"Let books be your dining table, / And you shall be full of delights. / Let them be your
mattress,/
And you shall sleep restful nights" (St. Ephraim the Syrian).


Thursday, June 9, 2011

Ottoman Conversions

Given the heated atmosphere (to put it mildly) which attends any discussion of Islam today, it is only too easy to fall into simplistic categories when treating religious minorities in Islamic territories, both historic and current. Emerging scholarship, some touched on previously, is helping us to get a better picture of the relations between Jews and Christians on the one hand, and Muslims on the other, in territories under the latter's jurisdiction. Two recent books, both from Stamford University Press, shed welcome light:

Tijana Krstic, Contested Conversions to Islam: Narratives of Religious Change in the Early Modern Ottoman Empire (Stamford University Press, 2011), 280pp.

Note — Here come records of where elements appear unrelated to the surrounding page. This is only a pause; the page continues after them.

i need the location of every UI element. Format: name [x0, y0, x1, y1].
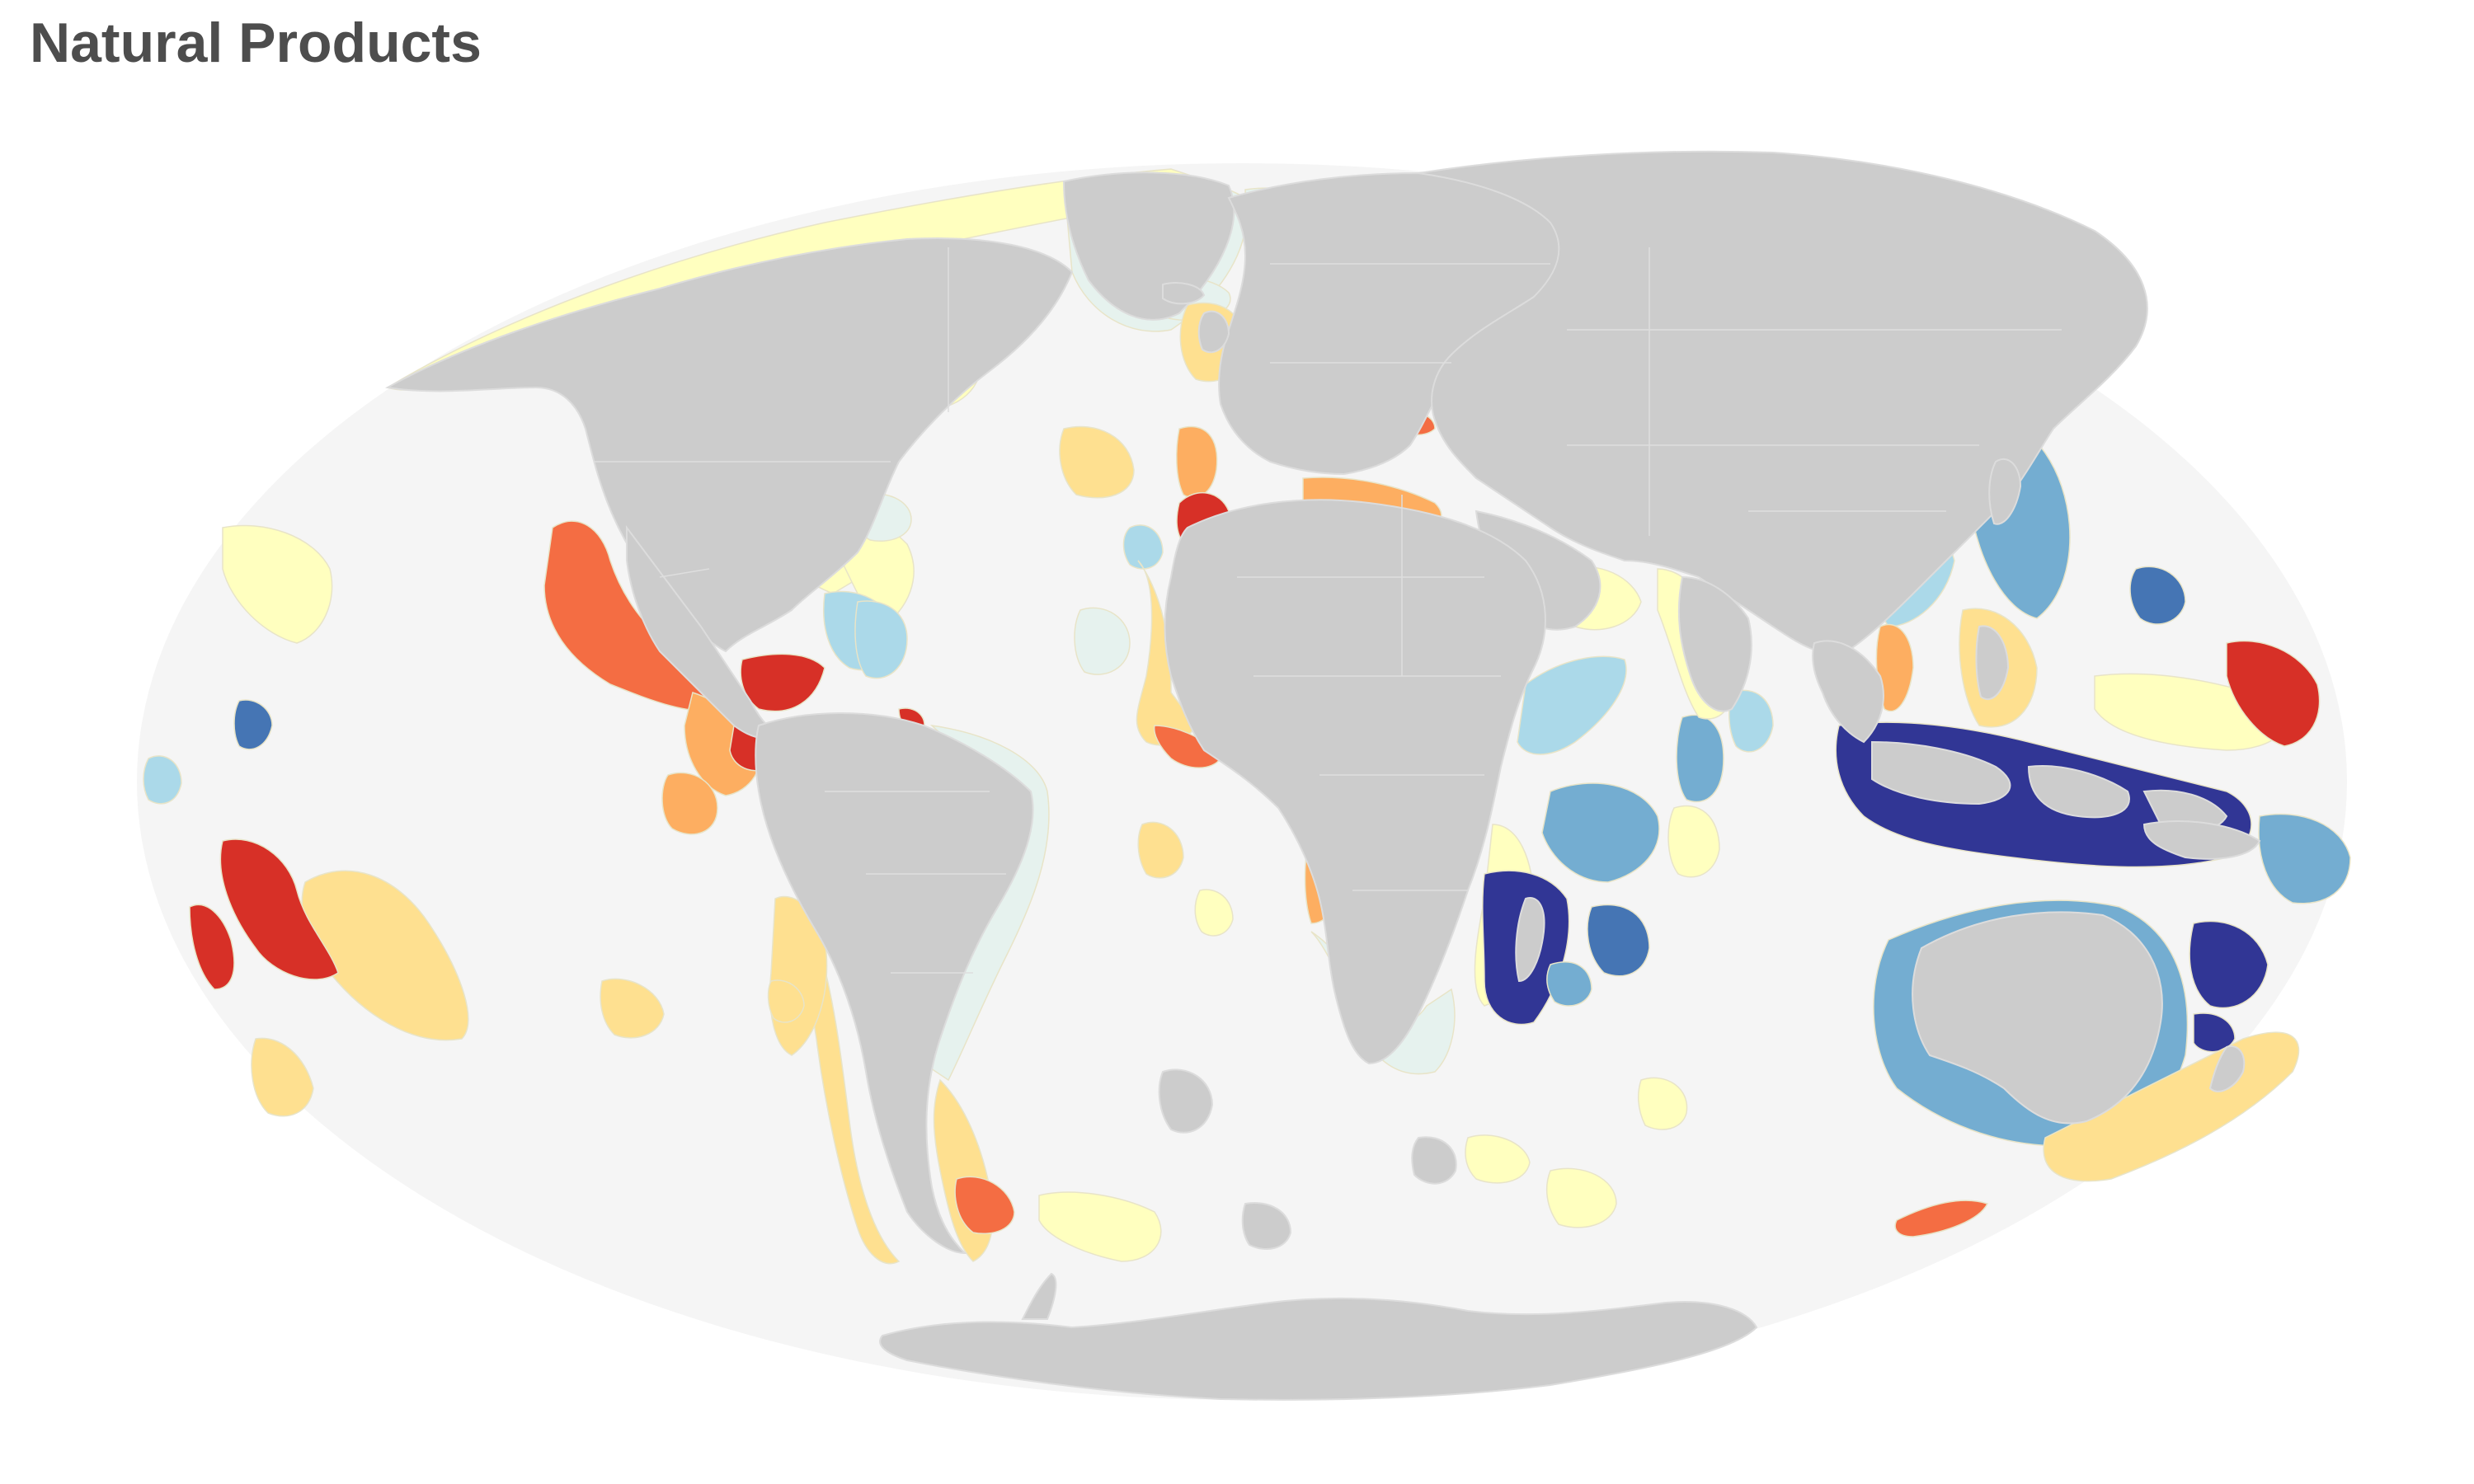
eez-easter	[767, 979, 805, 1023]
land-madagascar	[1515, 897, 1545, 983]
eez-ascension	[1194, 889, 1234, 937]
eez-somalia	[1517, 655, 1627, 755]
eez-lesser-antilles	[854, 600, 908, 679]
eez-pitcairn	[600, 978, 665, 1039]
eez-vanuatu	[2193, 1012, 2236, 1053]
land-uk	[1197, 310, 1230, 354]
land-south-sandwich	[1241, 1202, 1292, 1250]
land-north-america	[385, 237, 1074, 653]
eez-azores	[1059, 425, 1135, 499]
eez-chile	[809, 938, 901, 1265]
eez-mauritius	[1587, 904, 1650, 977]
eez-galapagos	[661, 772, 718, 835]
eez-hawaii	[233, 699, 273, 750]
eez-nz-red	[1894, 1200, 1989, 1237]
eez-gulf-guinea	[1153, 725, 1221, 768]
eez-hawaii-area	[2129, 566, 2186, 625]
eez-south-georgia	[1038, 1191, 1162, 1262]
land-southeast-asia	[1812, 640, 1884, 744]
land-australia	[1912, 911, 2163, 1125]
eez-seychelles	[1541, 782, 1660, 883]
land-kerguelen	[1158, 1068, 1214, 1134]
eez-kiribati	[222, 524, 333, 644]
eez-caribbean-red	[740, 653, 825, 712]
land-india	[1677, 575, 1752, 712]
eez-chagos	[1667, 805, 1720, 878]
land-iceland	[1162, 282, 1206, 305]
land-new-zealand	[2208, 1045, 2246, 1092]
page-title: Natural Products	[30, 12, 482, 74]
land-japan	[1988, 458, 2022, 525]
eez-cape-verde	[1074, 607, 1131, 675]
eez-crozet	[1545, 1167, 1617, 1228]
eez-maldives	[1676, 714, 1724, 803]
land-heard	[1411, 1136, 1457, 1185]
eez-sri-lanka	[1728, 689, 1774, 753]
eez-vietnam	[1875, 623, 1914, 712]
eez-kermadec	[251, 1037, 314, 1117]
land-africa	[1164, 499, 1546, 1065]
eez-cook-red	[219, 838, 339, 980]
eez-stHelena	[1137, 821, 1184, 879]
eez-canaries	[1122, 524, 1164, 570]
land-philippines	[1975, 625, 2010, 701]
land-layer	[385, 150, 2261, 1401]
eez-midway	[143, 755, 182, 805]
eez-tristan	[1465, 1134, 1531, 1184]
land-new-guinea	[2142, 820, 2261, 860]
eez-reunion	[1546, 961, 1592, 1007]
land-asia	[1418, 150, 2148, 655]
eez-solomon	[2189, 920, 2269, 1009]
eez-falklands	[954, 1176, 1015, 1234]
land-antarctica	[879, 1297, 1758, 1401]
land-south-america	[755, 712, 1034, 1255]
eez-png	[2258, 813, 2351, 904]
land-antarctic-peninsula	[1021, 1272, 1057, 1320]
eez-tonga-red	[189, 904, 235, 990]
eez-marshall-red	[2226, 640, 2321, 747]
eez-iberia	[1175, 425, 1218, 499]
border-layer	[594, 247, 2062, 974]
eez-kerguelen	[1637, 1077, 1688, 1130]
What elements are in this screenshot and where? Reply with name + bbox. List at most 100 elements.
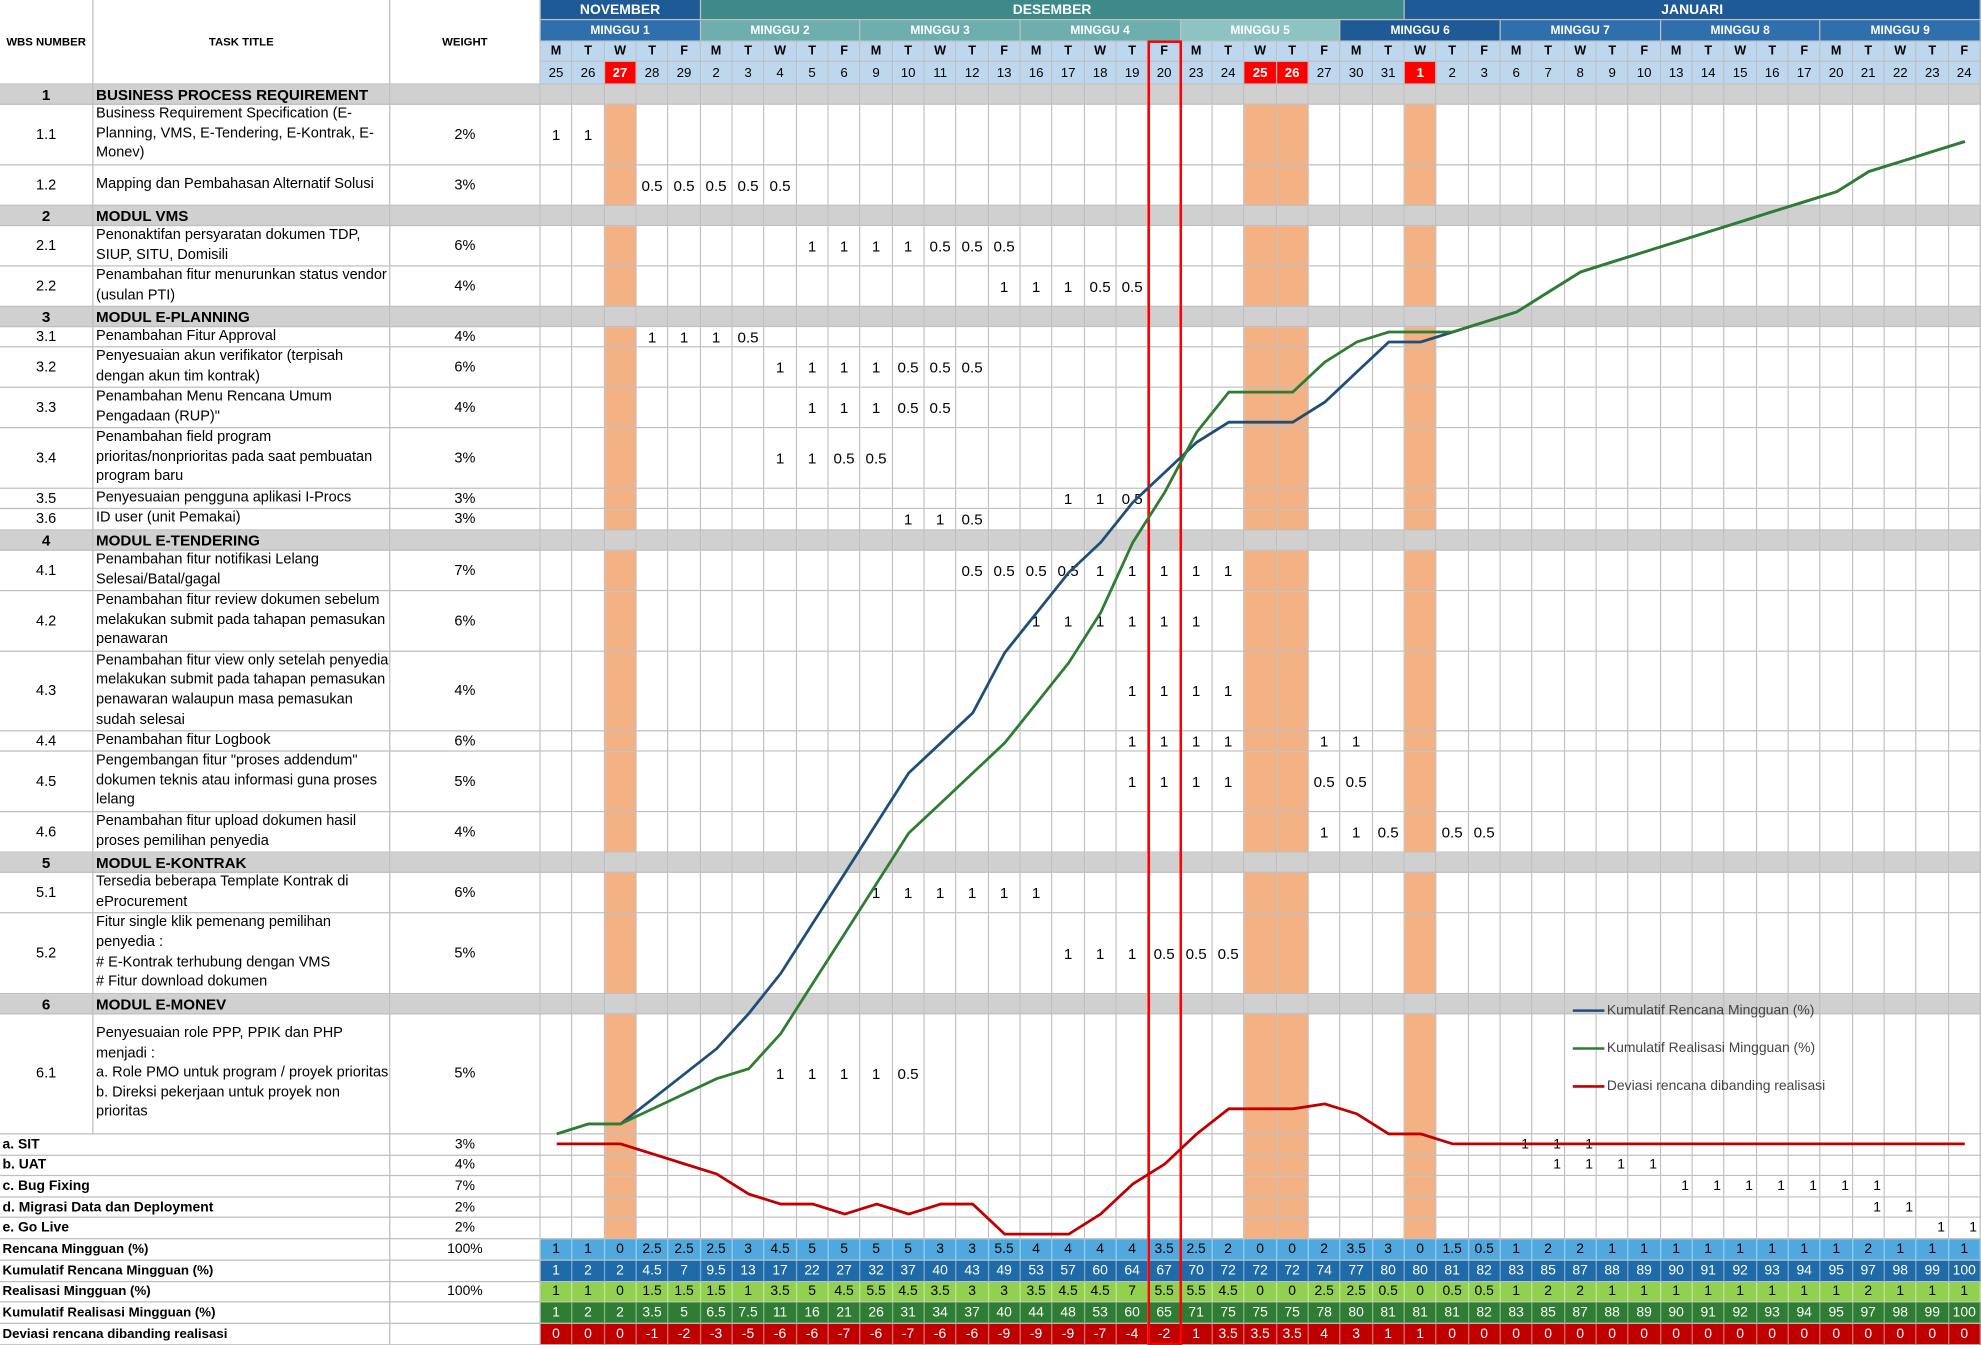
summary-cell: 5.5 (1180, 1281, 1213, 1303)
activity-cell (1628, 1218, 1661, 1240)
activity-cell (1116, 1176, 1149, 1198)
task-cell (1532, 651, 1565, 732)
task-cell (1628, 872, 1661, 914)
task-cell (1500, 651, 1533, 732)
task-cell (1244, 488, 1277, 510)
summary-cell: 3.5 (1276, 1324, 1309, 1345)
task-cell (732, 428, 765, 489)
task-cell (1020, 347, 1053, 388)
task-cell (572, 1014, 605, 1135)
task-cell (1724, 327, 1757, 348)
task-cell (1948, 104, 1981, 166)
task-cell (604, 651, 637, 732)
task-cell (700, 651, 733, 732)
summary-cell: -7 (892, 1324, 925, 1345)
summary-cell: -6 (924, 1324, 957, 1345)
task-cell (828, 327, 861, 348)
task-weight: 5% (390, 751, 541, 813)
section-cell (828, 306, 861, 328)
activity-cell (1244, 1197, 1277, 1219)
task-cell (1884, 226, 1917, 267)
task-cell (572, 872, 605, 914)
activity-cell (1404, 1176, 1437, 1198)
task-cell (1788, 387, 1821, 429)
task-cell: 1 (860, 226, 893, 267)
section-cell (540, 205, 573, 227)
section-cell (1788, 852, 1821, 873)
task-cell: 1 (1180, 751, 1213, 813)
task-weight: 6% (390, 591, 541, 652)
activity-cell (1948, 1155, 1981, 1177)
summary-cell: 3.5 (1212, 1324, 1245, 1345)
day-date: 29 (668, 61, 701, 85)
day-date: 17 (1052, 61, 1085, 85)
summary-cell: 82 (1468, 1302, 1501, 1325)
task-cell (1756, 913, 1789, 995)
task-title-text: Penambahan Menu Rencana Umum Pengadaan (… (96, 388, 332, 424)
task-cell (1212, 104, 1245, 166)
week-header: MINGGU 3 (860, 20, 1021, 42)
task-cell (1788, 104, 1821, 166)
task-cell (1820, 591, 1853, 652)
summary-cell: 49 (988, 1260, 1021, 1282)
task-cell (1180, 347, 1213, 388)
task-cell (636, 428, 669, 489)
task-cell: 1 (1020, 266, 1053, 307)
task-cell (1020, 104, 1053, 166)
task-cell (1820, 751, 1853, 813)
section-cell (1852, 994, 1885, 1015)
task-cell (1084, 104, 1117, 166)
task-cell (1372, 104, 1405, 166)
summary-cell: 83 (1500, 1302, 1533, 1325)
task-cell (1276, 751, 1309, 813)
summary-cell: 1 (1372, 1324, 1405, 1345)
activity-cell (604, 1134, 637, 1156)
task-title-text: Penonaktifan persyaratan dokumen TDP, SI… (96, 227, 361, 263)
task-cell (1148, 266, 1181, 307)
task-cell (1340, 509, 1373, 531)
task-cell (1436, 872, 1469, 914)
task-title-text: Penambahan fitur view only setelah penye… (96, 652, 389, 728)
activity-cell (1852, 1155, 1885, 1177)
task-cell: 1 (892, 509, 925, 531)
activity-cell (1916, 1176, 1949, 1198)
activity-cell (1756, 1134, 1789, 1156)
task-cell (1596, 347, 1629, 388)
activity-cell (1020, 1155, 1053, 1177)
section-cell (1180, 530, 1213, 551)
section-cell (1468, 530, 1501, 551)
summary-cell: 81 (1436, 1260, 1469, 1282)
activity-cell (668, 1218, 701, 1240)
day-date: 2 (1436, 61, 1469, 85)
task-cell (828, 872, 861, 914)
task-cell (1116, 387, 1149, 429)
task-cell (732, 913, 765, 995)
task-cell (1948, 751, 1981, 813)
activity-cell (924, 1134, 957, 1156)
task-cell (1340, 428, 1373, 489)
task-cell (1500, 327, 1533, 348)
task-cell (700, 266, 733, 307)
task-number: 4.2 (0, 591, 94, 652)
task-cell (1244, 327, 1277, 348)
activity-cell (1116, 1197, 1149, 1219)
task-cell (1756, 327, 1789, 348)
task-cell (1884, 872, 1917, 914)
task-cell (1340, 226, 1373, 267)
task-cell: 1 (1212, 651, 1245, 732)
activity-cell (1116, 1218, 1149, 1240)
task-cell (1884, 1014, 1917, 1135)
task-title: Penambahan fitur view only setelah penye… (93, 651, 391, 732)
summary-cell: 34 (924, 1302, 957, 1325)
task-cell (1948, 812, 1981, 853)
section-cell (1436, 306, 1469, 328)
task-cell (1500, 266, 1533, 307)
activity-cell (1500, 1176, 1533, 1198)
day-date: 21 (1852, 61, 1885, 85)
summary-cell: 2.5 (668, 1239, 701, 1261)
task-cell (1820, 387, 1853, 429)
task-cell (1020, 327, 1053, 348)
task-cell (604, 266, 637, 307)
activity-cell (1820, 1197, 1853, 1219)
task-cell (1532, 913, 1565, 995)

About this book the publisher tells us:
This book explores how Ottoman Muslims and Christians understood the phenomenon of conversion to Islam from the 15th to the 17th centuries, when the Ottoman Empire was at the height of its power and conversions to Islam peaked. Because the Ottomans ruled over a large non-Muslim population and extended greater opportunities to converts than to native-born Muslims, conversion to Islam was a contentious subject for all communities, especially Muslims themselves. By producing narratives about conversion, Ottoman Muslim and Christian authors sought to define the boundaries and membership of their communities while promoting their own religious and political agendas. Krstic argues that the production and circulation of narratives about conversion to Islam was central to the articulation of Ottoman imperial identity and Sunni Muslim "orthodoxy" in the long 16th century.

Placing the evolution of Ottoman attitudes toward conversion and converts in the broader context of Mediterranean-wide religious trends and the Ottoman rivalry with the Habsburgs and Safavids, Contested Conversions to Islam also introduces new sources, such as first-person conversion narratives and Orthodox Christian neomartyologies, to reveal the interplay of individual, (inter)communal, local, and imperial initiatives that influenced the process of conversion.
Chapters 5 and 6 will be of especial interest, focused as they are on Orthodox martyrs and "neomartyrs." I look forward to seeing this reviewed in Logos: A Journal of Eastern Christian Studies.

The second book covering the area is

Amit Bein, Ottoman Ulema, Turkish Republic: Agents of Change and Guardians of Tradition (SUP, 2011), 224pp.

About this book the publisher says:

To better understand the diverse inheritance of Islamic movements in present-day Turkey, we must take a closer look at the religious establishment, the ulema, during the first half of the twentieth century. During the closing years of the Ottoman Empire and the early decades of the Republic of Turkey, the spread of secularist and anti-religious ideas had a major impact on the views and political leanings of the ulema. This book explores the intellectual debates and political movements of the religious establishment during this time.
Bein reveals how competing visions of development influenced debates about reforms in religious education and the modernization of the medreses. He also explores the reactions and changing attitudes of Islamic intellectuals to the religious policies of the secular republic, and provides a better understanding of the changes in the relationship between religion and state. Exposing division within the religious establishment, this book illuminates the ulema's long-lasting legacies still in evidence in Turkey today.